訪問リハビリテーションとは~概要と今後の課題
在宅医療の主なメニューのひとつとなる「訪問リハビリテーション(以下 訪問リハビリ)」について、ご説明します。
訪問リハビリは、(通院によるリハビリが困難な場合など)主治医が必要と認めた場合に、患者が在宅でリハビリを受けるものです。
指定を受けた病院・診療所・訪問リハビリテーション事業所等に所属する理学療法士(PT)や作業療法士(OT)・言語聴覚士(ST)が患者宅を訪問し、主治医の出す診療情報提供書にもとづくリハビリを行います。
主な役割分担としては、理学療法士(PT)は歩行や関節を動かす等の日常生活上の動作、寝返りや起き上がりに必要な筋力維持に関わる運動・マッサージ等を担当します。
作業療法士(OT)は工作・ゲームなどを通じた心身や社会復帰に関わるリハビリ、そして言語聴覚士(ST)は言語障害を起こした患者の発声・発話訓練や、喉頭に障害がある人の嚥下訓練等を担当します。
医療保険が適用される病院のリハビリと異なり、原則として介護保険が適用されます(医療保険が使えたり、両保険が併用できるケースもあります)。
ちなみに病院の外来リハビリと訪問リハビリはごく一部の例外を除き、同一疾患において併用できません。
要介護認定を受けていて、主治医が在宅リハビリの必要性を認めた人が対象になります(40~65歳未満で、16種類の特定疾病の人も含む)。
介護保険の被保険者なのに介護サービスが受けられない場合とは
「一回40~60分のサービス×週2回で、1ヶ月の自己負担額6~7千円前後」が、訪問リハビリの標準的な目安になります。
訪問リハビリの主な目的は2つあり、一つは病院のリハビリと同じく「廃用症候群を防ぐための機能回復」による社会復帰をはかることです。
【PDF】生活不活発病・廃用症候群とはなに?(熊本県理学療法士協会広報誌)
もう一つは特に「終末期医療」に関わるもので、末期がんなどの患者ができる限り自宅で安全・快適に過ごせるよう、本人の生活の質(QOL)を高めていくものです。
たとえばトイレへの行き来等の日常生活上の動作を、少しでも長く自分自身で出来るよう、機能訓練以外にも室内の導線の改善や、福祉用具の利用などに関わる提案が行われます。
訪問リハビリにおいては、最初に話し合いを通じて具体的な目標を立て、適切な運動量がどこにあるのかを、リハビリチームが本人の調子の変化を観察しつつ探っていくことになります。
入院していた病院と自宅との環境が異なることもあり、あくまでその患者の性格・病状・住まいの状況に応じたメニューの組み立てが必要になります。
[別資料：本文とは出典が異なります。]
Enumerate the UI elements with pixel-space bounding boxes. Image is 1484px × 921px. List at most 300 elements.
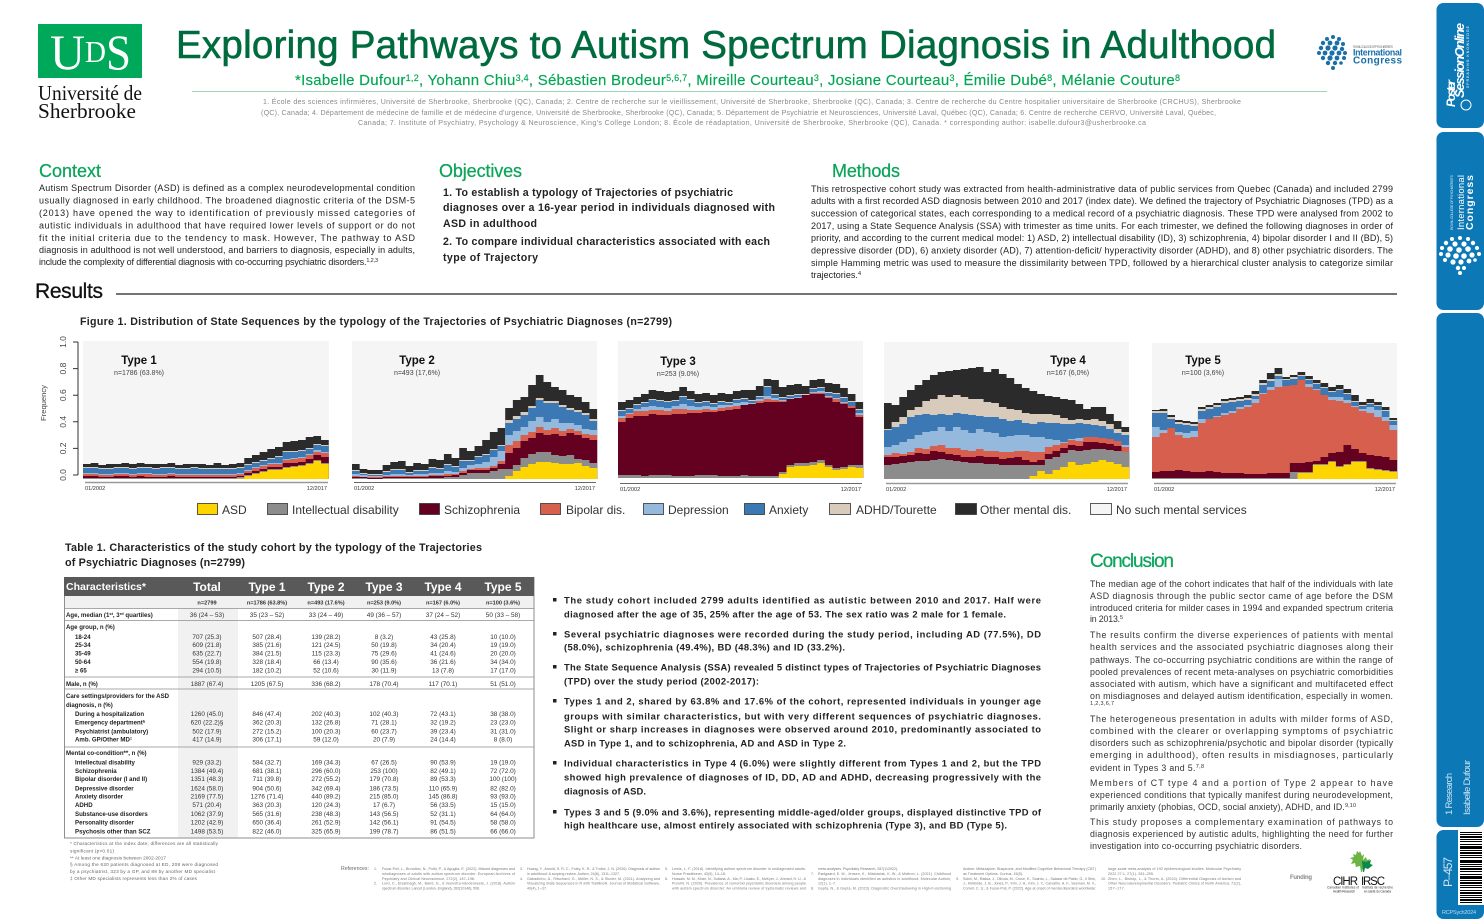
table row: median age: 37 (24 – 52) <box>426 612 460 619</box>
table rows: care settings: 306 (17.1) <box>252 736 282 744</box>
table rows: age group: 36 (21.6) <box>430 659 456 666</box>
logo: Royal College of Psychiatrists International Congress <box>1317 35 1402 70</box>
text block: objectives: 1. To establish a typology of Trajectories of psychiatric <box>443 187 733 199</box>
table rows: mental co-condition: 93 (93.0) <box>490 794 516 800</box>
results key findings list <box>553 594 1042 830</box>
table row: male: 336 (68.2) <box>311 681 341 688</box>
chart: type 5: 12/2017 <box>1375 487 1395 493</box>
authors: , Yohann Chiu <box>419 72 515 89</box>
table rows: age group: 52 (10.6) <box>313 668 339 674</box>
logo: Royal College of Psychiatrists International Congress: Congress <box>1353 56 1402 66</box>
y axis: frequency: Frequency <box>39 385 48 421</box>
table row: median age: rd <box>120 611 124 616</box>
chart: type 2 <box>352 341 597 492</box>
table rows: mental co-condition: 571 (20.4) <box>192 802 222 809</box>
text block: methods <box>811 184 1393 280</box>
references: 12(1), 1–7. <box>818 882 836 886</box>
table rows: mental co-condition: 363 (20.3) <box>252 802 282 809</box>
table header: Type 5 <box>484 580 522 594</box>
table rows: age group: 328 (18.4) <box>252 659 282 666</box>
results key findings list: diagnosed after the age of 35, 25% after the age of 53. The sex ratio was 2 male for 1 female. <box>564 608 1006 620</box>
table rows: care settings: 31 (31.0) <box>490 728 516 736</box>
references: large-scale meta-analysis of 192 epidemiological studies. Molecular Psychiatry <box>1108 867 1241 871</box>
authors: 8 <box>1047 73 1052 83</box>
table header: Total <box>193 580 221 594</box>
table title <box>65 542 482 569</box>
chart: type 5: Type 5 <box>1185 355 1221 367</box>
table rows: age group: 13 (7.8) <box>432 668 454 674</box>
table rows: age group: 17 (17.0) <box>490 668 516 674</box>
text block: methods: 4 <box>858 271 861 277</box>
table header: Type 2 <box>307 580 345 594</box>
table footnotes: § Among the 620 patients diagnosed at ED, 208 were diagnosed <box>70 862 218 867</box>
y axis: frequency: 0.0 <box>58 469 68 481</box>
results key findings list: The State Sequence Analysis (SSA) revealed 5 distinct types of Trajectories of Psychiatric Diagnoses <box>564 662 1041 672</box>
table rows: mental co-condition: ADHD <box>75 802 93 809</box>
table rows: care settings: 71 (28.1) <box>371 720 397 726</box>
table rows: mental co-condition: 66 (66.0) <box>490 828 516 836</box>
references: in adulthood: A scoping review. Autism, 24(6), 1311–1327. <box>527 872 620 876</box>
table: cohort characteristics <box>64 577 534 838</box>
table rows: mental co-condition: 1062 (37.9) <box>191 811 223 818</box>
chart legend: No such mental services <box>1116 503 1247 517</box>
chart: type 1: 12/2017 <box>307 486 327 492</box>
panel: methods <box>811 161 1393 280</box>
table row: male <box>66 681 516 688</box>
affiliations: (QC), Canada; 4. Département de médecine de famille et de médecine d'urgence, Université de Sherbrooke, Sherbrooke (QC), Canada; 5. Département de Psychiatrie et Neurosciences, Université Laval, Québec (QC), Canada; 6. Centre de recherche CERVO, Université Laval, Québec, <box>261 109 1216 117</box>
table footnotes: by a psychiatrist, 323 by a GP, and 89 by another MD specialist <box>70 869 216 874</box>
table rows: mental co-condition: Mental co-condition**, n (%) <box>66 750 147 757</box>
table rows: mental co-condition: 90 (53.9) <box>430 760 456 766</box>
table row: median age <box>66 611 520 619</box>
text block: methods: adults with a first recorded ASD diagnosis between 2010 and 2017 (index date). We defined the trajectory of Psychiatric Diagnoses (TPD) as a <box>811 196 1393 206</box>
table rows: care settings: 620 (22.2)§ <box>191 720 224 726</box>
references: Lord, C., Elsabbagh, M., Baird, G., & Veenstra-Vanderweele, J. (2018). Autism <box>382 882 515 886</box>
table rows: mental co-condition: 17 (6.7) <box>373 802 395 809</box>
chart legend <box>198 503 1247 517</box>
table rows: mental co-condition: Personality disorder <box>75 820 135 826</box>
table rows: care settings: 132 (26.8) <box>311 720 341 726</box>
chart legend: Intellectual disability <box>292 503 399 517</box>
text block: objectives: ASD in adulthood <box>443 218 537 230</box>
text block: conclusion: 1,2,3,6,7 <box>1090 701 1114 707</box>
table rows: mental co-condition: 711 (39.8) <box>253 776 281 783</box>
table rows: age group: 294 (10.5) <box>192 668 222 674</box>
table rows: care settings: 202 (40.3) <box>311 711 341 718</box>
table row: median age: 36 (24 – 53) <box>190 612 224 619</box>
text block: conclusion: combined with the clearer or overlapping symptoms of psychiatric <box>1090 726 1394 736</box>
chart legend: Depression <box>668 503 729 517</box>
table rows: mental co-condition: 296 (60.0) <box>311 768 341 775</box>
table rows: age group: 554 (19.8) <box>192 659 222 666</box>
text block: conclusion: The results confirm the diverse experiences of patients with mental <box>1090 630 1393 640</box>
table rows: care settings: 60 (23.7) <box>371 728 397 736</box>
table rows: care settings: Care settings/providers for the ASD <box>66 693 170 700</box>
references: 40(4), 1–37. <box>527 886 547 890</box>
text block: conclusion: evident in Types 3 and 5. <box>1090 763 1195 773</box>
table rows: mental co-condition: 650 (36.4) <box>252 820 282 826</box>
text block: methods: depressive disorder (DD), 6) anxiety disorder (AD), 7) attention-deficit/ hyperactivity disorder (ADHD), and 8) other psychiatric disorders. The <box>811 246 1393 256</box>
affiliations: Canada; 7. Institute of Psychiatry, Psychology & Neuroscience, King's College London; 8. École de réadaptation, Université de Sherbrooke, Sherbrooke (QC), Canada. * corresponding author: isabelle.dufour3@usherbrooke.ca <box>358 118 1146 127</box>
results key findings list: groups with similar characteristics, but with very different sequences of psychiatric diagnoses. <box>564 710 1041 722</box>
table row: median age: 33 (24 – 49) <box>309 612 343 619</box>
table rows: mental co-condition: 67 (26.5) <box>371 760 397 766</box>
table rows: mental co-condition: Psychosis other than SCZ <box>75 828 151 836</box>
chart: type 5: n=100 (3,6%) <box>1182 370 1224 377</box>
table rows: mental co-condition: 1351 (48.3) <box>191 776 223 783</box>
references: diagnoses in individuals identified as autistics in adulthood. Molecular Autism, <box>818 877 951 881</box>
table rows: mental co-condition: 145 (86.8) <box>428 794 458 800</box>
logo: Université de Sherbrooke: Université de <box>38 81 142 105</box>
table title: of Psychiatric Diagnoses (n=2799) <box>65 557 245 569</box>
text block: conclusion: pooled prevalences of recent meta-analyses on psychiatric comorbidities <box>1090 667 1394 677</box>
table header: Characteristics* <box>66 581 147 593</box>
table rows: age group: 121 (24.5) <box>311 642 341 649</box>
references: Visualizing State Sequences in R with TraMineR. Journal of Statistical Software, <box>527 882 660 886</box>
table rows: age group: 41 (24.6) <box>430 650 456 658</box>
references: 7. <box>811 872 814 876</box>
table rows: mental co-condition: 440 (89.2) <box>311 794 341 800</box>
text block: conclusion <box>1090 579 1394 851</box>
logo: Royal College of Psychiatrists International Congress: ROYAL COLLEGE OF PSYCHIATRISTS <box>1353 45 1393 49</box>
table rows: mental co-condition <box>66 750 517 836</box>
references: 2022 27:1, 27(1), 281–295. <box>1108 872 1154 876</box>
references: 9. <box>956 877 959 881</box>
table rows: care settings: 38 (38.0) <box>490 711 516 718</box>
text block: objectives: 2. To compare individual characteristics associated with each <box>443 236 770 248</box>
table footnotes: ** At least one diagnosis between 2002-2017 <box>70 856 166 860</box>
table rows: age group: 50-64 <box>75 659 91 666</box>
table rows: age group: 18-24 <box>75 634 91 641</box>
table rows: mental co-condition: 86 (51.5) <box>430 828 456 836</box>
authors: *Isabelle Dufour <box>295 72 405 89</box>
table rows: mental co-condition: 52 (31.1) <box>430 811 456 818</box>
results key findings list: (TPD) over the study period (2002-2017): <box>564 676 759 686</box>
logo: Université de Sherbrooke: Sherbrooke <box>38 99 136 123</box>
table rows: mental co-condition: 253 (100) <box>370 768 398 775</box>
results key findings list: showed high prevalence of diagnoses of ID, DD, AD and ADHD, decreasing progressively with the <box>564 772 1041 782</box>
table rows: care settings: 8 (8.0) <box>494 736 512 744</box>
chart: type 5: 01/2002 <box>1154 487 1174 493</box>
chart: type 1: n=1786 (63.8%) <box>114 370 164 377</box>
table rows: mental co-condition: 2169 (77.5) <box>191 794 223 800</box>
table header <box>64 577 534 596</box>
text block: methods: 2017, using a State Sequence Analysis (SSA) with trimester as time units. For each trimester, we defined the following diagnoses in order of <box>811 221 1393 231</box>
table rows: mental co-condition: Substance-use disorders <box>75 811 148 818</box>
table header: Type 4 <box>424 580 462 594</box>
table rows: age group <box>66 624 516 674</box>
side panel: Poster Session Online: SPREADING KNOWLEDGE <box>1466 25 1470 88</box>
table rows: care settings: 23 (23.0) <box>490 720 516 726</box>
table rows: age group: 182 (10.2) <box>252 668 282 674</box>
table footnotes <box>70 841 219 881</box>
chart: type 4: 01/2002 <box>886 487 906 493</box>
text block: conclusion: on misdiagnoses and delayed autism identification, especially in women. <box>1090 691 1393 701</box>
text block: context: autistic individuals in adulthood that have required lower levels of support or do not <box>39 220 415 230</box>
table rows: mental co-condition: 56 (33.5) <box>430 802 456 809</box>
side panel: session and presenter <box>1436 313 1484 827</box>
references: meta-analyses. Psychiatry Research, 287(112922). <box>818 867 898 871</box>
table row: male: Male, n (%) <box>66 681 98 688</box>
table rows: care settings <box>66 693 516 744</box>
table rows: care settings: 417 (14.9) <box>192 736 222 744</box>
chart: type 3 <box>618 341 863 493</box>
chart legend: Bipolar dis. <box>566 503 625 517</box>
table footnotes: * Characteristics at the index date; differences are all statistically <box>70 841 219 846</box>
results key findings list: Individual characteristics in Type 4 (6.0%) were slightly different from Types 1 and 2, but the TPD <box>564 758 1041 768</box>
references: Fusar-Poli, L., Brondino, N., Politi, P., & Aguglia, E. (2022). Missed diagnoses and <box>382 867 515 871</box>
table rows: age group: 50 (19.8) <box>371 642 397 649</box>
table rows: care settings: 24 (14.4) <box>430 736 456 744</box>
table rows: mental co-condition: 261 (52.9) <box>311 820 341 826</box>
table rows: mental co-condition: Depressive disorder <box>75 786 134 792</box>
references: misdiagnoses of adults with autism spectrum disorder. European Archives of <box>382 872 515 876</box>
references: Zhen, L., Bishop, L., & Thurm, A. (2024). Differential Diagnosis of Autism and <box>1108 877 1241 881</box>
table rows: age group: 66 (13.4) <box>313 659 339 666</box>
chart: type 2: 01/2002 <box>354 486 374 492</box>
chart legend: Other mental dis. <box>980 503 1071 517</box>
table header: Type 1 <box>248 580 286 594</box>
table row: male: 117 (70.1) <box>429 681 457 688</box>
table rows: care settings: § <box>143 718 146 724</box>
chart: type 1: Type 1 <box>121 355 157 367</box>
table rows: mental co-condition: 186 (73.5) <box>369 786 399 792</box>
table rows: mental co-condition: 110 (65.9) <box>429 786 457 792</box>
table rows: age group: 30 (11.9) <box>371 668 397 674</box>
text block: objectives: type of Trajectory <box>443 252 538 264</box>
side panel: session and presenter: Isabelle Dufour <box>1462 760 1473 815</box>
chart: type 3: 12/2017 <box>841 487 861 493</box>
authors: , Mireille Courteau <box>687 72 814 89</box>
table rows: age group: 115 (23.3) <box>312 650 340 658</box>
chart: type 4: n=167 (6,0%) <box>1047 370 1089 377</box>
chart: type 2: n=493 (17,6%) <box>394 370 440 377</box>
funding label: Funding <box>1290 875 1312 881</box>
authors: 5,6,7 <box>666 73 687 83</box>
table rows: age group: 35-49 <box>75 650 91 658</box>
references: Other Neurodevelopmental Disorders. Pediatric Clinics of North America, 71(2), <box>1108 882 1241 886</box>
table rows: mental co-condition: 64 (64.0) <box>490 811 516 818</box>
table rows: age group: 10 (10.0) <box>490 634 516 641</box>
table row: male: 51 (51.0) <box>490 681 516 688</box>
chart: type 3: Type 3 <box>660 356 696 368</box>
references: J., Kirkbride, J. B., Jones, P., Kim, J. H., Kim, J. Y., Carvalho, A. F., Seeman, M. V., <box>963 882 1096 886</box>
results key findings list: Several psychiatric diagnoses were recorded during the study period, including AD (77.5%), DD <box>564 628 1041 640</box>
table rows: mental co-condition: 82 (82.0) <box>490 786 516 792</box>
table rows: age group: 635 (22.7) <box>192 650 222 658</box>
table rows: mental co-condition: 565 (31.6) <box>252 811 282 818</box>
table rows: age group: 707 (25.3) <box>192 634 222 641</box>
heading: conclusion: Conclusion <box>1090 551 1174 572</box>
logo: CIHR IRSC: IRSC <box>1361 876 1385 888</box>
table rows: age group: 8 (3.2) <box>375 634 393 641</box>
table row: median age: quartiles) <box>124 612 153 619</box>
text block: conclusion: diagnosis experienced by autistic adults, highlighting the need for further <box>1090 829 1393 839</box>
text block: conclusion: Members of CT type 4 and a portion of Type 2 appear to have <box>1090 778 1393 788</box>
references: 2. <box>374 882 377 886</box>
text block: methods: succession of categorical states, each corresponding to a medical record of a psychiatric diagnosis. These TPD were analysed from 2002 to <box>811 208 1393 218</box>
table rows: mental co-condition: 904 (50.6) <box>252 786 282 792</box>
side panel: Poster Session Online: Poster <box>1444 79 1458 107</box>
table rows: age group: 609 (21.8) <box>192 642 222 649</box>
text block: conclusion: The median age of the cohort indicates that half of the individuals with late <box>1090 579 1393 589</box>
text block: context: 1,2,3 <box>366 258 378 264</box>
authors: 3,4 <box>516 73 529 83</box>
table rows: mental co-condition: 143 (56.5) <box>369 811 399 818</box>
text block: conclusion: in 2013. <box>1090 614 1120 624</box>
references: Lewis, L. F. (2018). Identifying autism spectrum disorder in undiagnosed adults. <box>672 867 806 871</box>
text block: conclusion: investigation into co-occurring psychiatric disorders. <box>1090 841 1302 851</box>
chart: type 4: 12/2017 <box>1107 487 1127 493</box>
table rows: care settings: 39 (23.4) <box>430 728 456 736</box>
references: 10. <box>1101 877 1106 881</box>
references: 157–177. <box>1108 886 1125 890</box>
table title: Table 1. Characteristics of the study cohort by the typology of the Trajectories <box>65 542 482 554</box>
side panel: International Congress: ROYAL COLLEGE OF PSYCHIATRISTS <box>1450 174 1454 230</box>
table rows: mental co-condition: Anxiety disorder <box>75 794 124 800</box>
logo: Université de Sherbrooke: S <box>106 24 131 80</box>
table rows: age group: 20 (20.0) <box>490 650 516 658</box>
table rows: mental co-condition: 822 (46.0) <box>252 828 282 836</box>
text block: objectives <box>443 187 775 264</box>
authors: , Josiane Courteau <box>819 72 949 89</box>
table rows: care settings: 100 (20.3) <box>311 728 341 736</box>
references: Autism: Mirtazapine, Buspirone, and Modified Cognitive Behavioral Therapy (CBT) <box>963 867 1096 871</box>
text block: methods: This retrospective cohort study was extracted from health-administrative data of public services from Quebec (Canada) and included 2799 <box>811 184 1393 194</box>
text block: context <box>39 183 416 267</box>
table rows: care settings: Emergency department <box>75 720 143 726</box>
references: 8. <box>811 886 814 890</box>
side panel: International Congress <box>1436 132 1484 310</box>
references: 1. <box>374 867 377 871</box>
table rows: mental co-condition: 179 (70.8) <box>369 776 399 783</box>
table row: male: 178 (70.4) <box>369 681 399 688</box>
table rows: care settings: 362 (20.3) <box>252 720 282 726</box>
table rows: care settings: 59 (12.0) <box>313 736 339 744</box>
table rows: mental co-condition: Schizophrenia <box>75 768 117 775</box>
text block: conclusion: 7,8 <box>1196 764 1204 770</box>
table row: sample sizes: n=100 (3.6%) <box>486 600 520 606</box>
references: 6. <box>665 877 668 881</box>
table rows: care settings: Amb. GP/Other MD <box>75 736 130 744</box>
table rows: mental co-condition: 1384 (49.4) <box>191 768 223 775</box>
table rows: age group: ≥ 65 <box>75 668 87 674</box>
text block: objectives: diagnoses over a 16-year period in individuals diagnosed with <box>443 202 775 214</box>
text block: context: include the complexity of differential diagnosis with co-occurring psychiatric disorders. <box>39 257 367 267</box>
panel: conclusion <box>1090 551 1394 851</box>
text block: context: fit the initial criteria due to the tendency to mask. However, The pathway to ASD <box>39 233 416 243</box>
table row: median age: 35 (23 – 52) <box>250 612 284 619</box>
text block: conclusion: health services and the associated psychiatric diagnoses along their <box>1090 642 1393 652</box>
logo: CIHR IRSC: CIHR <box>1333 876 1358 888</box>
results key findings list: diagnosis of ASD. <box>564 786 646 796</box>
table rows: mental co-condition: 1276 (71.4) <box>251 794 283 800</box>
table rows: care settings: 846 (47.4) <box>252 711 282 718</box>
table rows: age group: 25-34 <box>75 642 91 649</box>
side panel: International Congress: Congress <box>1464 175 1476 230</box>
references: 3. <box>520 867 523 871</box>
side panel: Poster Session Online: SessionOnline <box>1452 23 1467 98</box>
authors: 3 <box>949 73 954 83</box>
chart: type 2: Type 2 <box>399 355 435 367</box>
text block: conclusion: disorders such as schizophrenia/psychotic and bipolar disorder (typically <box>1090 738 1394 748</box>
table rows: age group: 384 (21.5) <box>252 650 282 658</box>
logo: Royal College of Psychiatrists International Congress: International <box>1353 48 1402 58</box>
table rows: age group: 43 (25.8) <box>430 634 456 641</box>
chart: type 3: 01/2002 <box>620 487 640 493</box>
references <box>341 866 1241 890</box>
logo: Université de Sherbrooke: D <box>85 34 106 69</box>
table rows: mental co-condition: 929 (33.2) <box>192 760 222 766</box>
text block: conclusion: This study proposes a complementary examination of pathways to <box>1090 817 1393 827</box>
text block: context: usually diagnosed in early childhood. The broadened diagnostic criteria of the DSM-5 <box>39 196 415 206</box>
title: Exploring Pathways to Autism Spectrum Diagnosis in Adulthood <box>176 24 1276 67</box>
table rows: mental co-condition: 272 (55.2) <box>311 776 341 783</box>
logo: Université de Sherbrooke: U <box>50 24 85 80</box>
table row: sample sizes: n=1786 (63.8%) <box>247 600 287 606</box>
table rows: mental co-condition: 681 (38.1) <box>252 768 282 775</box>
authors: , Mélanie Couture <box>1052 72 1175 89</box>
figure title: Figure 1. Distribution of State Sequences by the typology of the Trajectories of Psychiatric Diagnoses (n=2799) <box>80 316 672 328</box>
table rows: mental co-condition: 169 (34.3) <box>311 760 341 766</box>
table row: sample sizes: n=253 (9.0%) <box>367 600 401 606</box>
table row: median age: st <box>109 611 114 616</box>
table rows: care settings: During a hospitalization <box>75 711 144 718</box>
table rows: care settings: 32 (19.2) <box>430 720 456 726</box>
authors: 8 <box>1175 73 1180 83</box>
logo: CIHR IRSC <box>1327 851 1393 894</box>
references: 5. <box>665 867 668 871</box>
text block: methods: trajectories. <box>811 270 858 280</box>
table rows: mental co-condition: 58 (58.0) <box>490 820 516 826</box>
table row: male: 1887 (67.4) <box>191 681 223 688</box>
side panel: International Congress: International <box>1456 175 1467 230</box>
references: Gupta, N., & Gupta, M. (2023). Diagnostic Overshadowing in High-Functioning <box>818 886 951 890</box>
authors: , Sébastien Brodeur <box>529 72 666 89</box>
table header: Type 3 <box>365 580 403 594</box>
side panel: Poster Session Online <box>1436 3 1484 128</box>
affiliations <box>261 97 1241 127</box>
side panel: poster number and barcode <box>1436 830 1484 919</box>
authors: 1,2 <box>406 73 419 83</box>
panel: context <box>39 161 416 267</box>
table rows: mental co-condition: 142 (56.1) <box>369 820 399 826</box>
table rows: mental co-condition: 342 (69.4) <box>311 786 341 792</box>
table rows: age group: 19 (19.0) <box>490 642 516 649</box>
references: spectrum disorder. Lancet (London, England), 392(10146), 508. <box>382 886 480 890</box>
table rows: care settings: ‡ <box>130 736 132 740</box>
heading: results: Results <box>35 280 103 303</box>
table rows: mental co-condition: Intellectual disability <box>75 760 136 766</box>
y axis: frequency <box>39 336 78 481</box>
y axis: frequency: 0.4 <box>58 416 68 428</box>
table rows: mental co-condition: 100 (100) <box>489 776 517 783</box>
text block: conclusion: emerging in adulthood), often results in misdiagnoses, particularly <box>1090 750 1394 760</box>
table rows: care settings: Psychiatrist (ambulatory) <box>75 728 148 736</box>
authors: 3 <box>814 73 819 83</box>
table rows: age group: Age group, n (%) <box>66 624 115 631</box>
table rows: care settings: 20 (7.9) <box>373 736 395 744</box>
text block: context: Autism Spectrum Disorder (ASD) is defined as a complex neurodevelopmental condition <box>39 183 415 193</box>
references: Rødgaard, E. M., Jensen, K., Miskowiak, K. W., & Mottron, L. (2021). Childhood <box>818 872 951 876</box>
table rows: mental co-condition: 120 (24.3) <box>311 802 341 809</box>
text block: conclusion: 5 <box>1120 615 1123 621</box>
text block: methods: priority, and according to the current medical model: 1) ASD, 2) intellectual disability (ID), 3) schizophrenia, 4) bipolar disorder I and II (BD), 5) <box>811 233 1393 243</box>
table rows: mental co-condition: 82 (49.1) <box>430 768 456 775</box>
side panel: session and presenter: 1 Research <box>1444 773 1455 815</box>
chart: type 5 <box>1152 343 1397 493</box>
text block: conclusion: associated with autism, which have a significant and multifaceted effect <box>1090 679 1394 689</box>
家族としても、在宅リハビリの開始から改善の兆候が見られるまでは年単位の時間がかかるものと、あらかじめ覚悟しておくベきでしょう。
訪問リハビリチームや家族はもとより、何より本人に、必ず状態が良くなっていくという前向きな姿勢と、続けることへの根気強さが求められます。
リハビリの提供側が現状抱える問題にも、目を向ける必要があります。
在宅医療の問題そのものでもありますが、特に地方においては、訪問リハビリを提供する医療機関や事業所、そして理学療法士や作業療法士の絶対数がまだ少ないのが現実です。
また現行の制度上、重度者をケアしたほうが事業者側の得られる介護報酬が高いため、リハビリによって利用者の要介護度が下がると、事業者の収益減少につながってしまいます。
これでは結果的に、訪問リハビリに理学療法士(PT)や作業療法士(OT)を派遣する事業者側のモチベーションが上がらなくなります。
在宅医療の問題点
これは現行の在宅医療・保険制度に内在する本質的な問題でもあり、国が「予防重視のシステム」への転換を推し進めている中、利用者側としても制度改善に向けて更に声を上げる必要がありそうです。